Eram obras de arte escultural, mas usavam a linguagem mais básica das formas dos objetos do cotidiano. Suas raízes, como uma criadora de produtos utilitários, eram muito inspiradas nas aulas que teve com seu primeiro professor, o pioneiro Ivan McMeekin (1919-1993), natural de Melbourne, que se interessava muito pela olaria chinesa. McMeeking viveu na China, Inglaterra e foi para a Nigéria, onde desenvolveu um centro de treinamento de cerâmica em Abuja, para investigar argilas locais e materiais esmaltados. Considerado um líder no movimento de cerâmica do pós-guerra na Austrália, apresentou à Gwyn – sua primeira assistente – as qualidades únicas dos materiais locais.
Quando mudou-se para a Inglaterra, em 1958, Gywn teve a oportunidade de desenvolver relações de trabalho e amizades com alguns dos ceramistas mais importantes do mundo, como Alan Caiger-Smith, Dame Lucie Rie e Katharine Pleydell-Bouviere, além de Mick Casson.
Depois de recebê-la em minha casa, em São Paulo, nos encontramos muitas vezes pelo mundo, e um dia perguntei a ela de onde vinha sua inspiração. E aí eu descobri mais uma paixão em comum: o artista Giorgio Morandi.
Ela contou-me sobre uma retrospectiva do artista que teve o prazer de ver. Eu tive o privilégio de assistir à mesma retrospectiva na Tate Modern, em Londres, muitos anos mais tarde.
Sua admiração por Morandi foi um catalisador particular. Gwyn apreciava a capacidade do artista de transformar objetos comuns em algo poético. E filosofava a cerca dos espaços que ele criava entre as figuras, e a maneira como ele compreendia a essência daquilo que desenhava.
O impacto foi tão grande, que ela começou a criar influenciada por Morandi. Suas primeiras garrafas nasceram dessa relação e ela começou a fazer novas peças – sempre muito singelas – e combiná-las entre si, ressaltando o vazio entre elas. Naquela época Gwyn começou a trabalhar com porcelanas cada vez mais translúcidas, buscando sempre trazer mais a luz para o utensílio. “A luz traz a alegria para minhas cerâmicas”, dizia ela.
Sua reputação internacional cresceu e se consolidou graças a viagens e aulas ministradas em universidades, além de exposições individuais em países como Grã-Bretanha, Austrália, EUA, Alemanha, Canadá, Suíça, Japão e Itália.
Em Londres, ela se apresentou na Galerie Besson, Tate St Ives e, finalmente, em Erskine, Hall & Coe.

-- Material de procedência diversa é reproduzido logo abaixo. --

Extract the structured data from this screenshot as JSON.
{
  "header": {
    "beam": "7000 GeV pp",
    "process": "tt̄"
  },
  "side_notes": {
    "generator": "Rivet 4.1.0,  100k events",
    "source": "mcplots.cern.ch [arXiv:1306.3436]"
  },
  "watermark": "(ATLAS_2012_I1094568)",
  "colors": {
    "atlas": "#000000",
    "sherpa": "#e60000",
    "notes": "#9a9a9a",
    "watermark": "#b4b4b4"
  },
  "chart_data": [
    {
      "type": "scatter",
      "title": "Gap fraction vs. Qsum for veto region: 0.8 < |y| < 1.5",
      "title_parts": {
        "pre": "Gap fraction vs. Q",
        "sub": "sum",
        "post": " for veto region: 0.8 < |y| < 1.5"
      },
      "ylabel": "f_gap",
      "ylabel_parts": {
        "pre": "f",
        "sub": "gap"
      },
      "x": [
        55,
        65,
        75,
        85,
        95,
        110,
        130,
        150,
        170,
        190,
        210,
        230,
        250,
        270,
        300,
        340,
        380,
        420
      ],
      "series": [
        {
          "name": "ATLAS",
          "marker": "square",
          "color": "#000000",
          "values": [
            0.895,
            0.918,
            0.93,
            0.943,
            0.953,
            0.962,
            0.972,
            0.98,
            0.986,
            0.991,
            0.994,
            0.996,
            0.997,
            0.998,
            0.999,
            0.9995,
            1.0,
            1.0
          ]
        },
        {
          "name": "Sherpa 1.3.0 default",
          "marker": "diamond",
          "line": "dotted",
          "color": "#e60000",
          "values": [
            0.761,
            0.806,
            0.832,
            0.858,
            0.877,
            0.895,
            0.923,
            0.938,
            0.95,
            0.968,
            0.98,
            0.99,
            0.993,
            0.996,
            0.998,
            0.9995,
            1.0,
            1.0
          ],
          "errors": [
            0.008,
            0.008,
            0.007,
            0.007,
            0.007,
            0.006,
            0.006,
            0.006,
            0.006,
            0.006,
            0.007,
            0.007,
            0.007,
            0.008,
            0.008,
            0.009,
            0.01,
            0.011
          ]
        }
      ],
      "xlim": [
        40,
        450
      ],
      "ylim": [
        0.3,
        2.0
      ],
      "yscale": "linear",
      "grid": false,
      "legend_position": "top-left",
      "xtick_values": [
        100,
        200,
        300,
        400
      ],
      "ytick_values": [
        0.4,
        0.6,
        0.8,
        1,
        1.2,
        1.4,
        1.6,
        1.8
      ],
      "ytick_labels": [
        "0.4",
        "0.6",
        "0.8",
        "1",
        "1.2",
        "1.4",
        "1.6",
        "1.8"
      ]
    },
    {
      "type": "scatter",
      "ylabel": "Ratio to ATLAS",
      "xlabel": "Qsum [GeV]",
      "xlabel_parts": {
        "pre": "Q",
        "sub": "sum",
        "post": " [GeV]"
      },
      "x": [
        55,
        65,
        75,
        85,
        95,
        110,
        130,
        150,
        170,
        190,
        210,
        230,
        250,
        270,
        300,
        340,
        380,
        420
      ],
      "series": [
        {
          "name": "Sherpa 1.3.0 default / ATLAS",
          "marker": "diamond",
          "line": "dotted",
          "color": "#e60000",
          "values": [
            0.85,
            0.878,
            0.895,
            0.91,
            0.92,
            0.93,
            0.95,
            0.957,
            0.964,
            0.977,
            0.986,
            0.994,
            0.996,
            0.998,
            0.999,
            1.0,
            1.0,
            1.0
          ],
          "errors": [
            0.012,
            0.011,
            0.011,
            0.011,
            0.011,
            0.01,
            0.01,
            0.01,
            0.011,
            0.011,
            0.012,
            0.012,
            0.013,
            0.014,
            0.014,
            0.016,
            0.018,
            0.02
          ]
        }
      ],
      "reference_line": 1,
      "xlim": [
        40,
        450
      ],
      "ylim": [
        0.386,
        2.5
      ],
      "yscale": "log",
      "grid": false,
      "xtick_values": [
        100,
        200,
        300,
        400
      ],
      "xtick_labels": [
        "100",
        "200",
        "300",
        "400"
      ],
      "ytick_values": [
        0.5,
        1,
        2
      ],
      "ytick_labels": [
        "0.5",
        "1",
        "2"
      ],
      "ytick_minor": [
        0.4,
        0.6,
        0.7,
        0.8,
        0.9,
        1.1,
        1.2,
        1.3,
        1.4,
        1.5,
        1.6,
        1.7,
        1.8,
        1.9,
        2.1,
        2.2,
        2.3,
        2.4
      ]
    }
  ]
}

Em 2002, pouco depois de se mudar para seu último estúdio, em Ipswich, Queensland, recebeu a medalha da Ordem da Austrália e, após sua morte, ganhou uma retrospectiva na National Gallery of Victoria, onde, 50 anos antes, ela se apaixonou pela primeira vez pelo ofício.
Gwyn Hanssen Pigott foi uma figura central na história da cerâmica contemporânea no século 20 e manteve uma presença notável no movimento ceramista do século 21. Ninguém esteve mais envolvido com o idioma da argila e seu mundo visual mais amplo. Gwyn morreu em Londres, em julho de 2013.
Serviço:
Gwyn Hanssen Pigott fez sua graduação em Artes, especializando-se em artes plásticas e literatura inglesa, na Universidade de Melbourne, no início da década de 1950. A partir de 2000 a ceramista seguiu expondo em galerias e museus internacionais, incluindo Galerie Besson, Erskine e Hall & Coe, em Londres; Tate St Ives, Reino Unido; Garth Clark, Nova York; The Scottish Gallery, Edimburgo; Rex Irwin Art Dealer, Sydney; Philip Bacon Galleries, Brisbane; Christine Abrahams Gallery, Melbourne – além de ter sido tema de uma grande retrospectiva na Galeria Nacional de Victoria. Seu trabalho pode ser visto ainda nas coleções públicas do Victoria and Albert Museum, em Londres, do Museu de Arte do Condado de Los Angeles, EUA, e da Galeria Nacional da Austrália, em Canberra.